The Australian Nursing and Midwifery Federation has released a four-stage implementation plan to meet its recommendations of minimum staffing and providing 4.3 hours of care per resident per day by 2025.
It is estimated the benefits of implementing the recommendations will grow to $9.4 billion by 2036, which means “aged care ratios make economic sense,” the ANMF said.
The new analysis and plan comes from further examination of research the ANMF commissioned from Flinders University’s Australian Industrial Transformation Institute in 2016.
The research investigated the impact of mandated minimum staffing ratios and the benefit to residents accessing aged care services.
It found that aged care residents should be receiving an average of 4 hours and 18 minutes of care per day, but were only getting 2 hours and 50 minutes of care.
In order to achieve the recommended care time, the ANMF proposes that from 1 July 2019 to 1 January 2020, all aged care facilities provide an average of 3.5 hours of nursing and personal care per resident per day and have a minimum of one registered nurse per shift.
By 1 January 2022, average care time should increase to 3.75 hours per day per resident with a minimum of one RN per 30 residents during day shifts and one RN on other shifts.
By 1 January 2024, the average care time per resident should increase to a minimum of 4 hours, with a minimum of one RN per 30 residents on both day and evening shifts and one RN on night shift.
By 1 January 2025, average care time provided to residents should increase to a minimum of 4.3 hours, with a minimum of one RN per 15 residents during day shifts and one RN per 30 residents during evening and night shifts, the ANMF said.
At full implementation of the ideal staffing and skills mix, a total of $5.4 billion in savings could be achieved through a reduction in workforce attrition, hospital system costs and mortality and improvements in productivity, care and quality of life, the report said.
ANMF federal secretary Annie Butler said the implementation of the plan would improve care outcomes for residents.
“We know that to develop the skills and workforce to fill that gap and ensure safe and best practice care for all elderly Australians, a phased implementation plan and an understanding of the costs involved are needed,” Ms Butler said.
Ms Butler said the ANMF estimated that at least 65,000 additional jobs would need to be created over the next six years to meet these requirements with wage increases.
“To achieve broad workforce improvements, we must also see wage increases of 10-15 per cent for nurses and care workers. This will be crucial to address current pay deficiencies,” she said.
Ms Butler said that significantly and for the first time the analysis has quantified previously unrecognised benefits of mandated minimum staffing and care levels including savings to the economy.

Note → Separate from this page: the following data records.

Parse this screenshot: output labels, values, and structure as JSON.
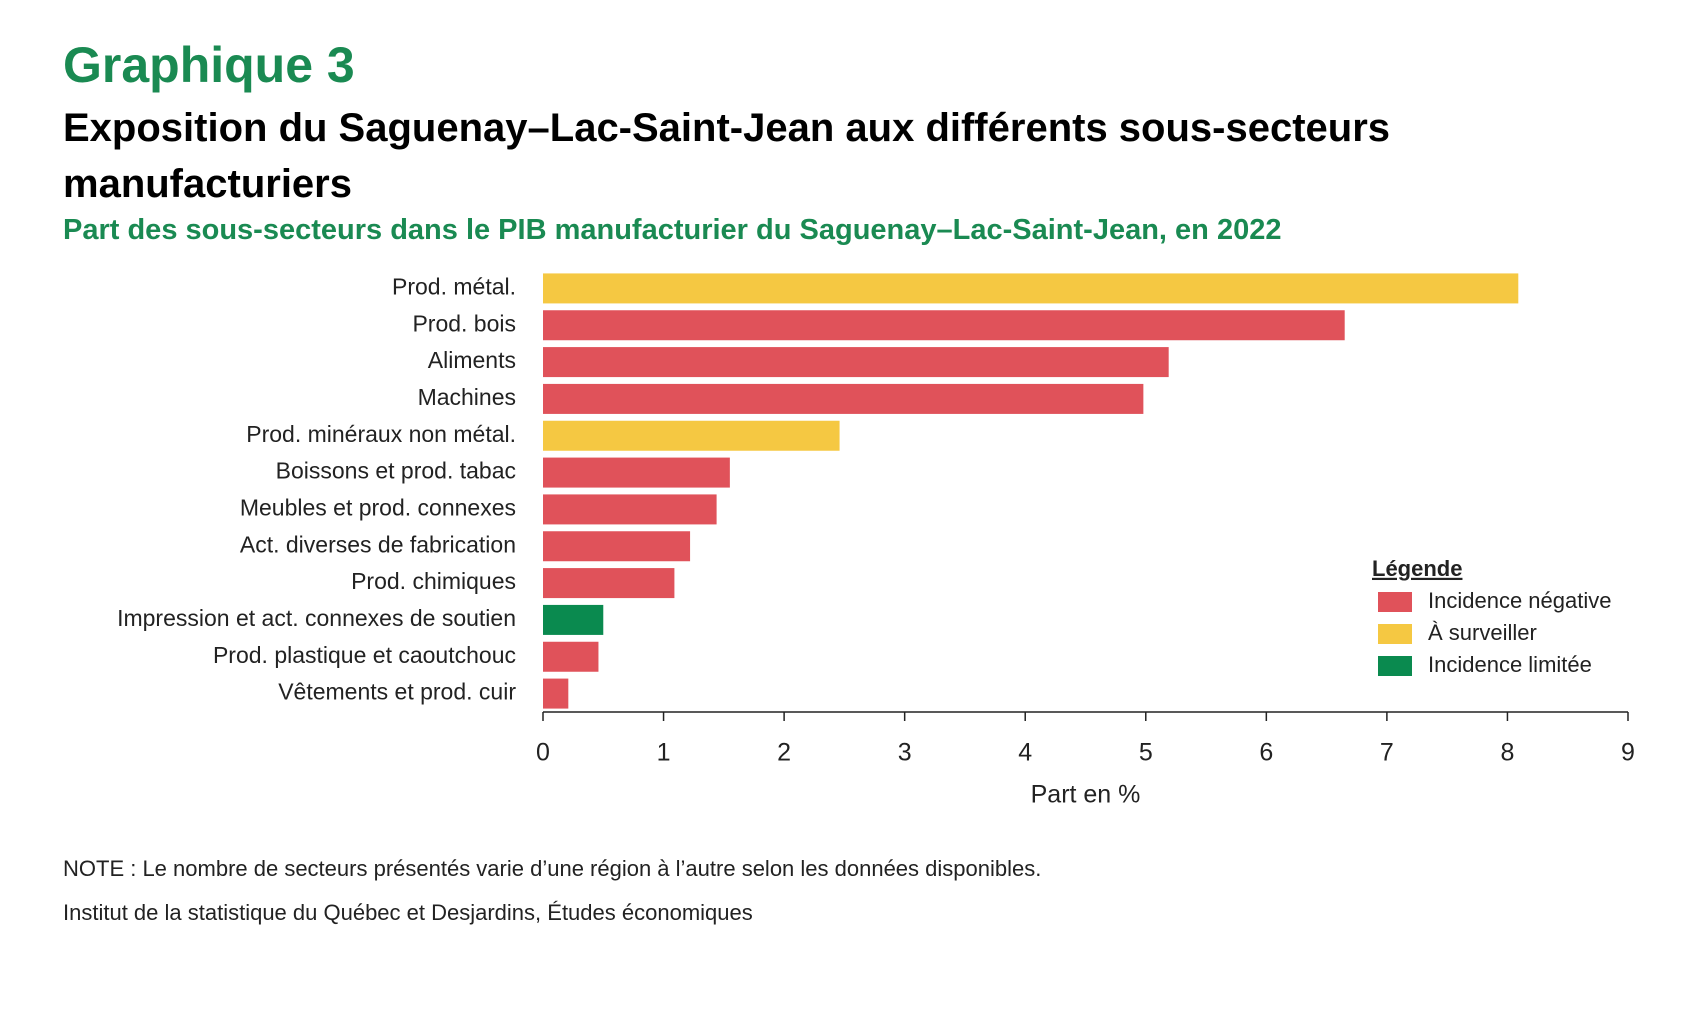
{
  "chart_data": {
    "type": "bar",
    "orientation": "horizontal",
    "label": "Graphique 3",
    "title": "Exposition du Saguenay–Lac-Saint-Jean aux différents sous-secteurs manufacturiers",
    "subtitle": "Part des sous-secteurs dans le PIB manufacturier du Saguenay–Lac-Saint-Jean, en 2022",
    "categories": [
      "Prod. métal.",
      "Prod. bois",
      "Aliments",
      "Machines",
      "Prod. minéraux non métal.",
      "Boissons et prod. tabac",
      "Meubles et prod. connexes",
      "Act. diverses de fabrication",
      "Prod. chimiques",
      "Impression et act. connexes de soutien",
      "Prod. plastique et caoutchouc",
      "Vêtements et prod. cuir"
    ],
    "series": [
      {
        "name": "Incidence négative",
        "color": "#e0525a",
        "values": [
          null,
          6.65,
          5.19,
          4.98,
          null,
          1.55,
          1.44,
          1.22,
          1.09,
          null,
          0.46,
          0.21
        ]
      },
      {
        "name": "À surveiller",
        "color": "#f5c842",
        "values": [
          8.09,
          null,
          null,
          null,
          2.46,
          null,
          null,
          null,
          null,
          null,
          null,
          null
        ]
      },
      {
        "name": "Incidence limitée",
        "color": "#0a8a4f",
        "values": [
          null,
          null,
          null,
          null,
          null,
          null,
          null,
          null,
          null,
          0.5,
          null,
          null
        ]
      }
    ],
    "legend_title": "Légende",
    "xlabel": "Part en %",
    "xlim": [
      0,
      9
    ],
    "xticks": [
      0,
      1,
      2,
      3,
      4,
      5,
      6,
      7,
      8,
      9
    ],
    "grid": false,
    "note": "NOTE : Le nombre de secteurs présentés varie d’une région à l’autre selon les données disponibles.",
    "source": "Institut de la statistique du Québec et Desjardins, Études économiques"
  }
}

“The analysis indicates that the benefits will grow over time, reaching an estimated $9.4 billion [in savings] by 2036. The investment will be well worth it,” Ms Butler said.
Ms Butler said there would be significant costs if the recommendations are not implemented.
Access the National Aged Care Staffing and Skills Mix Project 2016 (the Project) research here.
An urgent call for mandated staffing levels
On Saturday, medical peaks including the Royal Australian College of General Practitioners, the Australian Medical Association, the Australian and New Zealand Society for Geriatric Medicine and ANMF jointly sent a letter to Prime Minister Scott Morrison urgently calling for legislation to address minimum aged care staffing ratios.
In the letter, it states that the aged care sector has an “increasingly poor record of recruitment and retention of nurses and other key staff.”
Caring for older people is a stressful occupation that requires people with right knowledge and skills, the letter said.
“The only way we can be sure that every elderly Australian has access to the safe and best practice care they deserve, is to legislate minimum staffing ratios in aged care.
“Staffing ratios need not stifle innovation. Instead, they can lay the foundation on which better quality standards can be built. And while mandated staffing ratios alone are not the only indicator of high-quality aged care services, it is certain that high quality care cannot be achieved without them,” the letter said.
The letter said the royal commission into aged care should not delay reforms.
“If we continue to delay what we know is right it means at least another 18 months of pain and suffering for the elderly and potentially, too many undignified deaths,” the letter said.